Back in the day, people wrote one another because phone calls were expensive, especially if they were long distance. I have this box of old snail mail
letters from my college days and shortly thereafter. A treasure trove of envelopes of multitudes colors and sizes, stamps of all varieties, and postmarks from exotic places such as Kirksville, Missouri. Yes, I saved them all, sentimental fool that I am.
I tend to hold on to things too long. Old memories, mementos and more than a few grudges. I’ve been holding onto these letters for decades, moving them from home to home but never looking at them. So I figured the time has come to deal with them once and for all.
I thought I could take a quick, first pass through them and cull the less meaningful, superficial ones. They cannot all be gems.
This proved harder than I thought because often within the contents of a typical boring letter are nuggets of goodness. I see things that I missed, undervalued or outright ignored the first time.
The Case for Getting Rid of It
You should only hang onto old memories, and their physical artifacts, for two reasons. One, they provide some warm fuzzies that elevate your mood. Two, they remind you of what to do or not to do when life throws you in that situation again.
These letters meant something to me decades ago. Leaving NMSU back in my college years was traumatic for me. I had a good group of friends. I was doing okay academically and repairing the damage to my GPA that my clueless freshmen self-inflicted.
Alas, I had to leave because of finances and for years I tried to get back to Planet Kirksville and the life I had to leave behind. I would visit Kirksville and later St Louis, even considering relocating there to be with my college friends.

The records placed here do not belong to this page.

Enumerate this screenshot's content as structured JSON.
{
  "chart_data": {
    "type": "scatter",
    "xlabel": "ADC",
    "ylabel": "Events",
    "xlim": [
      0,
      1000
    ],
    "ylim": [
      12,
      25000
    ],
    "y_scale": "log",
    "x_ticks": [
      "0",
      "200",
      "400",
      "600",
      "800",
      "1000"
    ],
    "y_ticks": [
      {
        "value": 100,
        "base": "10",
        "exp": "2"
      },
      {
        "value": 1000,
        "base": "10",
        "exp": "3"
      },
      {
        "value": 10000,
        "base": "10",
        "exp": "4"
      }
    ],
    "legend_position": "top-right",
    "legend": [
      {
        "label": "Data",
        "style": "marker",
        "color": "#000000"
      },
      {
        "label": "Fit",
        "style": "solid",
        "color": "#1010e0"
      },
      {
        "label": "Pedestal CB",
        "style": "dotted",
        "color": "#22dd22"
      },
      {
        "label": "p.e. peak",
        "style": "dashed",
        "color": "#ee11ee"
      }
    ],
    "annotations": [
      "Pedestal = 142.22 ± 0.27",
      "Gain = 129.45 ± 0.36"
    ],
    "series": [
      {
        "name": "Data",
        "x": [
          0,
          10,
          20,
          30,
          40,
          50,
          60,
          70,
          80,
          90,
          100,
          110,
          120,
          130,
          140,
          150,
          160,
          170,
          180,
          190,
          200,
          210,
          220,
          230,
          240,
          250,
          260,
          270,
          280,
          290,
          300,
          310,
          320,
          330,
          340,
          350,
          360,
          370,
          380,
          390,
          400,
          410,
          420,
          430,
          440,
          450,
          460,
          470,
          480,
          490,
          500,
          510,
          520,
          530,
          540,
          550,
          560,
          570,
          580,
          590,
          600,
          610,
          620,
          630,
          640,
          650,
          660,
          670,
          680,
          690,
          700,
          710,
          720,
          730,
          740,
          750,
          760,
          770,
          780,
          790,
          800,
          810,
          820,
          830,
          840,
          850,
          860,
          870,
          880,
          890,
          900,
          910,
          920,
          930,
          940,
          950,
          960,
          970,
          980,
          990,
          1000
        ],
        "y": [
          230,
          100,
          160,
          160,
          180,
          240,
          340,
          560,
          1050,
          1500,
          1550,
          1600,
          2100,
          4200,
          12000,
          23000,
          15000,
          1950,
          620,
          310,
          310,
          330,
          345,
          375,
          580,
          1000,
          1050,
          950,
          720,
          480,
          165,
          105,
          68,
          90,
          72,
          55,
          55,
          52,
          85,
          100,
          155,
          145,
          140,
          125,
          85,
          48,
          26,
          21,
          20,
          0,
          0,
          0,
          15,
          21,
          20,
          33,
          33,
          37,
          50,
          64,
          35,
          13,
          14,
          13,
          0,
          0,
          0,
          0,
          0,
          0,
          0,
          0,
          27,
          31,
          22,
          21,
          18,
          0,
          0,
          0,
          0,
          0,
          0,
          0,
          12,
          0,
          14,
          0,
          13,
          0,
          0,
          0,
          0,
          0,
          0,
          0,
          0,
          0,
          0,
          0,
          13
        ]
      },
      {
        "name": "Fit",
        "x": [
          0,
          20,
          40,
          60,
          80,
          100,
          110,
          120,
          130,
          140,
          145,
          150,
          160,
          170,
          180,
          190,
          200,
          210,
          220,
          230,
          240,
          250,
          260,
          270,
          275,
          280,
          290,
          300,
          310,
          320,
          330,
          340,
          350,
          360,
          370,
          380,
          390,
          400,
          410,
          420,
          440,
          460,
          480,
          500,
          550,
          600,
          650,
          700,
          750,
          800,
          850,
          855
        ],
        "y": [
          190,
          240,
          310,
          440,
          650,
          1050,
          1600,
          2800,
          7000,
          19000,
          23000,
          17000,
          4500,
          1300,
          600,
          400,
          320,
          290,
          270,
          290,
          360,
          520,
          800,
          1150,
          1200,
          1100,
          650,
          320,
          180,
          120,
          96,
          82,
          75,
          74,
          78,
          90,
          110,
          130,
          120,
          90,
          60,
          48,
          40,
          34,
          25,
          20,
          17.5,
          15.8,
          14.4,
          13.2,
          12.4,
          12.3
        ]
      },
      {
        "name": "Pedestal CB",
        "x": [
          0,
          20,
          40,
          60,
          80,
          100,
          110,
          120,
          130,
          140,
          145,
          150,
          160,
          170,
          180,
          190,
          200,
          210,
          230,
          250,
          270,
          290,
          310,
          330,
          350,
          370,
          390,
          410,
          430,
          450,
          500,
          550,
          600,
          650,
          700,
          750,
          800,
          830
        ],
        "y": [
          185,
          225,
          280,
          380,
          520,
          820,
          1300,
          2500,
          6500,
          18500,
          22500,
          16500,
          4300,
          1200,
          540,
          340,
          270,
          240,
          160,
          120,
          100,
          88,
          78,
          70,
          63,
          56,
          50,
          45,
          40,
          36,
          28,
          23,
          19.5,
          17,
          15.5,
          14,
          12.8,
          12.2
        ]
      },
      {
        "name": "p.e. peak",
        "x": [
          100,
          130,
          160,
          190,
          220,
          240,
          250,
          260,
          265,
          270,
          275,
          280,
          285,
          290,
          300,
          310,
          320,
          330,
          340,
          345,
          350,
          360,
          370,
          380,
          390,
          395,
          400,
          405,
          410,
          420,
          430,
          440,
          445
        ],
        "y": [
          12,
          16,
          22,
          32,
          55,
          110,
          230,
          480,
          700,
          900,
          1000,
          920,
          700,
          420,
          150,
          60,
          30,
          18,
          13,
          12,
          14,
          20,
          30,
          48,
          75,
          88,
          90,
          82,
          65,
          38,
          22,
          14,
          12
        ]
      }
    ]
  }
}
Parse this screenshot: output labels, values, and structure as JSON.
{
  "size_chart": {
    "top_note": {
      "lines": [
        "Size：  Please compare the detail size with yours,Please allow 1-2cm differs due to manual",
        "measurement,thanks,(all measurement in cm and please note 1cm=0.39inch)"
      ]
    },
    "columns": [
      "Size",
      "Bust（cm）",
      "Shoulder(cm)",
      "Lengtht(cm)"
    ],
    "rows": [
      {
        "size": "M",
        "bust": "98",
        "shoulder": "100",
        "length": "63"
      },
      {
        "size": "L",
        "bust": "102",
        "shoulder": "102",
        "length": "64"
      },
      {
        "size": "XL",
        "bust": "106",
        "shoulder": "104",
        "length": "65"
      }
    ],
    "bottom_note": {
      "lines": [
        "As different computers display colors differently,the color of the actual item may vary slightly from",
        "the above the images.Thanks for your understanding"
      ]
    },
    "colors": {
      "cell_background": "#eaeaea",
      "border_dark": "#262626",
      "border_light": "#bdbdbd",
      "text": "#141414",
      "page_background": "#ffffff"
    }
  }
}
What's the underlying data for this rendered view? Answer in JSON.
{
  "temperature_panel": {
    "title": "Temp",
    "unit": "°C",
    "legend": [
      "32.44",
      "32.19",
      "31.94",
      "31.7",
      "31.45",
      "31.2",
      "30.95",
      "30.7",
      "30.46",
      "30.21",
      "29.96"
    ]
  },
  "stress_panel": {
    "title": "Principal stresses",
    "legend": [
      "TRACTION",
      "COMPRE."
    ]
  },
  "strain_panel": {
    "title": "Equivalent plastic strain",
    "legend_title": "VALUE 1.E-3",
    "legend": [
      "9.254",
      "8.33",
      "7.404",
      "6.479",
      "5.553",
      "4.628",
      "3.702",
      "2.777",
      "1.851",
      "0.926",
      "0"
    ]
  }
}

I spent a lot of my 20s struggling because I didn’t have the support structure here that I had there (or thought I had there). I spent a lot of time and energy holding onto something that didn’t exist anymore and probably didn’t really exist in the first place. And had I been able to let go sooner, I probably would have had a better 90s and 2000s. It wasn’t until I built something solid here that I was finally able to let go.
I saved these letters because I figured I might read them in my old age and enjoy some warm memories. But honestly, if I have to read these to have warm memories when I’m nearly 80, my life didn’t turn out so well.
The Case for Keeping Some of It
I googled what do to with old letters and surprisingly half a dozen articles appeared with that title (hence why I’m not using it as the headline for this post). The best advice was Get rid of all cards and letters that don’t add to your happiness. You know, the letter from someone who promised they’d write and at the tail end of summer you get a postcard saying “hey dude, how’s your summer been? ready to get back to classes,” Signed: Somebody That I Use to Know.
Since I have access to an Enterprise sized scanner I am scanning everything, significant or insignificant. But this is proving to be a challenge since many of these letters are folded, crumpled odd-sized pages and as such, are a bitch to get into the feeder.
There are a few people I will be able to send the originals back just in case genealogists and family historians want some insight into how their ancestor thought, what made them happy, and what broke their hearts.